Dass das Gericht dieser Argumentation folgt, erscheint unwahrscheinlich. Dennoch könnte die Gemeinde zumindest einen Punktsieg gegen die Netze BW erringen. Die Richterin äußerte den Verdacht, dass die Netze BW ihrer gesetzlichen Informationspflicht bezüglich der wirtschaftlichen Daten des Netzes nicht ausreichend nachgekommen sei. „Wir sind hier bewusst im Dunkeln stehen gelassen worden“, unterstrich der Anwalt der Gemeinde.

Gut möglich, dass das Unternehmen nun gerichtlich dazu verdonnert wird, der Gemeinde die Daten nachzuliefern – obwohl die Vertreter der Netze BW das unbedingt verhindern wollten. Wie auch immer das Verfahren ausgeht, scheint eines schon sicher: das letzte Wort wird wohl das Oberlandesgericht haben. „Ich will diesen Rechtsstreit in die nächste Instanz bringen“, sagte die Richterin.

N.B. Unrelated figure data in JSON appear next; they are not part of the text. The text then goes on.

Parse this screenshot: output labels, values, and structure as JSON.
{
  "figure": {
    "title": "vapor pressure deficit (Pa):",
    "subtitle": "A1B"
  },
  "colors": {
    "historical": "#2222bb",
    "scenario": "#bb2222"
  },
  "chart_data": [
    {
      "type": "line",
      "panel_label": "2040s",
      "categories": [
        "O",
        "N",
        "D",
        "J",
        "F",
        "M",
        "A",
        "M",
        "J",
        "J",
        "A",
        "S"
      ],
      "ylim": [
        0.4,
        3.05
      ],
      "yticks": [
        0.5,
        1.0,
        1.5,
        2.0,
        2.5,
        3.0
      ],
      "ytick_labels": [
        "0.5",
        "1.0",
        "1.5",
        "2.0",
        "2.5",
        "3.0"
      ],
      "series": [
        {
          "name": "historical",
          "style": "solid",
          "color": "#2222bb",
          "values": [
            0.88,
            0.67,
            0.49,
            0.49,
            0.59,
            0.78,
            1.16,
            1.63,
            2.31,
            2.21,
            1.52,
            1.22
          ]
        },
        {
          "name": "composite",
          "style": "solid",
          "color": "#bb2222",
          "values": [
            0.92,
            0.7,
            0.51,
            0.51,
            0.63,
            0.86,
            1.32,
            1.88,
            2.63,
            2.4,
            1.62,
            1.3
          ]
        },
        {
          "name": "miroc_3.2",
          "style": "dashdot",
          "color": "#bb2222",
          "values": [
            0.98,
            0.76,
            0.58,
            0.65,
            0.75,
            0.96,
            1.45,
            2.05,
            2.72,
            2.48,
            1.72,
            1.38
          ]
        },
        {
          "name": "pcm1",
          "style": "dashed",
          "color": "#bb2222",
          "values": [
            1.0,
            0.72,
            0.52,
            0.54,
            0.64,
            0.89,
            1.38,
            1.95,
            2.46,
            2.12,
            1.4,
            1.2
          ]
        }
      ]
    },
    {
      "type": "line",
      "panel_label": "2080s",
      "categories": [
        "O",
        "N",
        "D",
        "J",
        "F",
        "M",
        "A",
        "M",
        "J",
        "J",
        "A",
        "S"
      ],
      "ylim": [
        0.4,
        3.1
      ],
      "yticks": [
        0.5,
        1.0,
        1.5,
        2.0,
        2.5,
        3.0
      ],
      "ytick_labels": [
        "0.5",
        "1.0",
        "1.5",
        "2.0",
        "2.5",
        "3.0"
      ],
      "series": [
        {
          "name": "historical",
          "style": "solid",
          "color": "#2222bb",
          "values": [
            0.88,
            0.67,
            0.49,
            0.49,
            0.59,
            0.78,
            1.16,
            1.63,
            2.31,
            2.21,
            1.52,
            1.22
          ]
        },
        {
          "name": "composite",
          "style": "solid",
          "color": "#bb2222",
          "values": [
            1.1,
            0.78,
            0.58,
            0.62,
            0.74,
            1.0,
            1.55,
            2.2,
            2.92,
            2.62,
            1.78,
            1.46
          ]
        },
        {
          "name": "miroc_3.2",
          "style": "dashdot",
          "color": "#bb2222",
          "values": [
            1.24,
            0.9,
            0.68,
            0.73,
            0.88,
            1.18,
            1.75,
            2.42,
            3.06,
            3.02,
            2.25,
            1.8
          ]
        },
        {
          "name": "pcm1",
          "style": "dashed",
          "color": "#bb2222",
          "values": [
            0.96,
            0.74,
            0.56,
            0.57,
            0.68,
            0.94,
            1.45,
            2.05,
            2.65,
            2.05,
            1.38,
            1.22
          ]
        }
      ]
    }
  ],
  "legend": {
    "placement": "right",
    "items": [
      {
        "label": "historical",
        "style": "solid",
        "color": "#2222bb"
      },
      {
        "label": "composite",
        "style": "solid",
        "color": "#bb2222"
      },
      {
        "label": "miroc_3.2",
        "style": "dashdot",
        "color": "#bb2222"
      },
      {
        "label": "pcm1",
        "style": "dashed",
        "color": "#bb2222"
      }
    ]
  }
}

Gesetz mit Interpretationsbedarf

Basis
: Die Grundlage für den Betrieb der kommunalen Energieversorgungsnetze ist das Energiewirtschaftsgesetz (EnWG). Dort sind im einleitenden Paragrafen Grundsätze erwähnt, die der Versorger erfüllen soll. So soll die Energieversorgung beispielsweise stets „sicher, preisgünstig, verbraucherfreundlich, effizient und umweltverträglich“ sein, heißt es.

Umsetzung
: Das Problem: im Gesetz fehlen weitere Erläuterungen, wie diese Grundsätze in der kommunalen Praxis umzusetzen sind. Mehrere Anläufe, auf Bundesebene das EnWG entsprechend zu reformieren, scheiterten.

Gerichte:
Wegen mangelnder gesetzlicher Klarheit müssen die Gerichte verstärkt dieses inhaltliche Vakuum füllen. Das Ergebnis sind immer neue, meist strengere formale Vorgaben. Denn Richter können meist nur beanstanden, was Gemeinden falsch gemacht haben – nicht, wie sie es besser machen können.